It’s been a strange time–for a few weeks I had nothing but ideas. Now I am struggling to put together enough paragraphs to update this blog. I hate it when blogs start out with, “I’m sorry I haven’t been around…blablabla,” but here it is.
I started writing a post about imposter syndrome. I thought of writing a post about meeting other artists and the scarcity complex, but in general I am like the dregs at the bottom of a burnt cup of coffee. I don’t want to self-express in public. I want to lock myself up in a cabin somewhere and spend every day hiking until my legs give out.
I’m in Portland for a few days, home of the creative person, doing a freelance assignment for a music trade magazine, taking pictures of street art and trying to find a cup of coffee that’s not burnt. I was in Seattle a couple of days ago and could not find a bad cup of coffee if I tried.
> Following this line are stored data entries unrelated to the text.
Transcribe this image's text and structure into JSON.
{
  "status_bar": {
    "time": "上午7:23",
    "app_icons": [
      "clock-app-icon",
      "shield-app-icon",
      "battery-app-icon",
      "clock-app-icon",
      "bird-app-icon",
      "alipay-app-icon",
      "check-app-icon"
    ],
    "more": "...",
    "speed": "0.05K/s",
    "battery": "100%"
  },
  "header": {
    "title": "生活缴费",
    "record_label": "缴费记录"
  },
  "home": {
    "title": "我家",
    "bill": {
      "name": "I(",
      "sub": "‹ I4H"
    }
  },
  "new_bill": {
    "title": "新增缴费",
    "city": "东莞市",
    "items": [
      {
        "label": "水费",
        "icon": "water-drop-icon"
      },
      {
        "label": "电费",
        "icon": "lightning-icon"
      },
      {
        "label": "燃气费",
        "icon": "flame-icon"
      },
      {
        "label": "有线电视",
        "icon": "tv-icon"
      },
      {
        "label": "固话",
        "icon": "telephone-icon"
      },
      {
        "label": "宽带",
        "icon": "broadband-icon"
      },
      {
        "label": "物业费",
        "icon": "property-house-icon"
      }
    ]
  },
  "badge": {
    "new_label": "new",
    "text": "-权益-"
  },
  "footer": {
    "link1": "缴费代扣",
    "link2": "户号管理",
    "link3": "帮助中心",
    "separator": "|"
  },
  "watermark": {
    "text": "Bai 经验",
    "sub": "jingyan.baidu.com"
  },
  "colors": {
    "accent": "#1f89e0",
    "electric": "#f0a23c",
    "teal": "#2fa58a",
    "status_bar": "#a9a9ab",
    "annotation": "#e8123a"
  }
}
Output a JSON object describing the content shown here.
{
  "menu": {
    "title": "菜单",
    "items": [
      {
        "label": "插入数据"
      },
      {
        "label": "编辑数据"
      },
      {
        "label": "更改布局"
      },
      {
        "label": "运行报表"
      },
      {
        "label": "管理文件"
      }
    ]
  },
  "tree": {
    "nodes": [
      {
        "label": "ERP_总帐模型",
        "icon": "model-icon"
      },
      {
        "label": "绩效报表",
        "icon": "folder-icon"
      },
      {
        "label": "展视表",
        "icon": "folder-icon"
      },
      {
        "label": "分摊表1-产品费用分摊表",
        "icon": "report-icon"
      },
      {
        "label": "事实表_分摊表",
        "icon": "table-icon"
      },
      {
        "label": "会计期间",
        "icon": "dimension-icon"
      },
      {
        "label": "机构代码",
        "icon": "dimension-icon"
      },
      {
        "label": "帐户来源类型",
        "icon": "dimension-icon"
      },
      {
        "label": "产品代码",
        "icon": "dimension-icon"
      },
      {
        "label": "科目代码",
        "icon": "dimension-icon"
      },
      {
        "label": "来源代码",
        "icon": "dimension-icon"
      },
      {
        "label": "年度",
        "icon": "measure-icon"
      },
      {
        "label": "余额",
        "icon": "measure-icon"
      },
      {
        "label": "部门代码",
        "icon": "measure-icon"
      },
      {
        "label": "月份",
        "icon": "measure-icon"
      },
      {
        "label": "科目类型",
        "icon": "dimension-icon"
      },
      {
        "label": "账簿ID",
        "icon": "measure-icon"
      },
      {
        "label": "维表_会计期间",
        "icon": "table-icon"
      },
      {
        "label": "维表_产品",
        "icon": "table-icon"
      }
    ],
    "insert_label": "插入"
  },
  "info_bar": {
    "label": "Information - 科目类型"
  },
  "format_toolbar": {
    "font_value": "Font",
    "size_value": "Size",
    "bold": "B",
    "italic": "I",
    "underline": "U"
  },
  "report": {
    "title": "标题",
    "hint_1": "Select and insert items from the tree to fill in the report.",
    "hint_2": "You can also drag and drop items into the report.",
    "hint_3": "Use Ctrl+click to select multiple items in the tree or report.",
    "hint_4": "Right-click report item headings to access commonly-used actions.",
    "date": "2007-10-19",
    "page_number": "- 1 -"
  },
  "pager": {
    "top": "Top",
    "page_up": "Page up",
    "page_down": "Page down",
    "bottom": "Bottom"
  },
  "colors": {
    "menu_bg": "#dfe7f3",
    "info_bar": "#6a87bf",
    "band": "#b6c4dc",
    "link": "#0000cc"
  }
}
Every single cup, black, was perfect. Smooth dark heaven. Here? Not so much. In fact, not at all. Expletives have been plentiful in my brain. I need good coffee. Like my friend Bucky said, “Dude, it’s all we have left. We have to obsess over it.” I don’t have cigarettes, pills, alcohol or bad behavior anymore. What I have is a need for good coffee.
Anyhow, lately I’m thinking about writing–what it is I’m going to work on next, the Beast Crawl coming up, the two music gigs I’m playing in June, the side project I’m trying to get off the ground–and I’m also just trying to be a human being. I’m thinking about other writers who are more successful than me and me trying to find my balance and my voice amidst the cacophony of noise about where, when, how and what to publish. I’m trying to listen to the silence in nature and find my path in the empty spaces, cultivating what I need to cultivate before I send it out, without the pressure of trying to fit in and be awesome and accepted and part of the group dynamic. Most things take time, especially art.
Speaking of not fitting in–I snuck in a kettlebell competition while I was in Washington. I expected to do as good as I did in Hawaii, and was aiming for master of sport. First off, I was in flight 20 of 20 flights, which means I didn’t compete until around 3pm when the competition started at 9:30am. I watched the people from my gym and the Orange Kettlebell Club do amazing sets, pushing through until the very end.
I don’t know what happened when I finally went up. I used a bell that was differently shaped than my normal bell. I didn’t feel strong. I struggled through the first few minutes, hitting my goal reps per minute and then I lost all my steam. I knew I should switch hands, but I decided to push out one more rep because it was a minute before I was supposed to switch. I lost the bell. My legs had been weak, shaky, and I was tired. I’d had little sleep and hadn’t eaten enough that day or the day before, but had trained super hard for weeks. Three days previous, I had eked out 103 reps with that same bell. I needed 106 to get master of sport. I got 42 on one arm before it all went to shit.
Everyone else kicked ass. I mean kicked ass! Whatever. The worst part was that after I dropped the bell, some guy tried to give me advice on how to do a ten minute set. I just looked at him like, “Wtf.” It really irritated me. I do kettlebell because it’s a sport women can kick ass at too. Dude bros who lift don’t usually give me shit at competitions, they say, “Good lifting,” and pat me on the back. To be given advice (and none of the guys who dropped their bells were being given advice after their sets) as if I hadn’t been training and didn’t know how to breath right was obnoxious. But I bombed so hard and looked like a girl who couldn’t lift and my ego got bruised something fierce. Which is probably a good thing for me.
It’s very good to fail sometimes. I can’t tell you why yet, only that John, Juliet’s coach walked over to me and gave me a hug after my set and told me that everyone drops the bell at some point. Also, towards the end, when they were giving out medals, he came over and got me from the corner of the gym and brought me over to where everyone was sitting. And I got a medal, third place out of five people in my weight class, for doing the worst set I’ve ever done with the 16kg yellow bell.
I don’t understand what happened, probably never will. All I know is I felt invisible, again. I couldn’t prove myself with my muscles. Just like sometimes I can’t prove myself with my writing or music–I can’t tell you how many tryouts I’ve had with music or playing my songs in front of people where it just fell flat.
The worst part is knowing you can do better and watching yourself fail and having to accept it. There’s a place for failure. I just am not sure where exactly. The only thing I know is failure can only lead to success if you don’t let it get you down.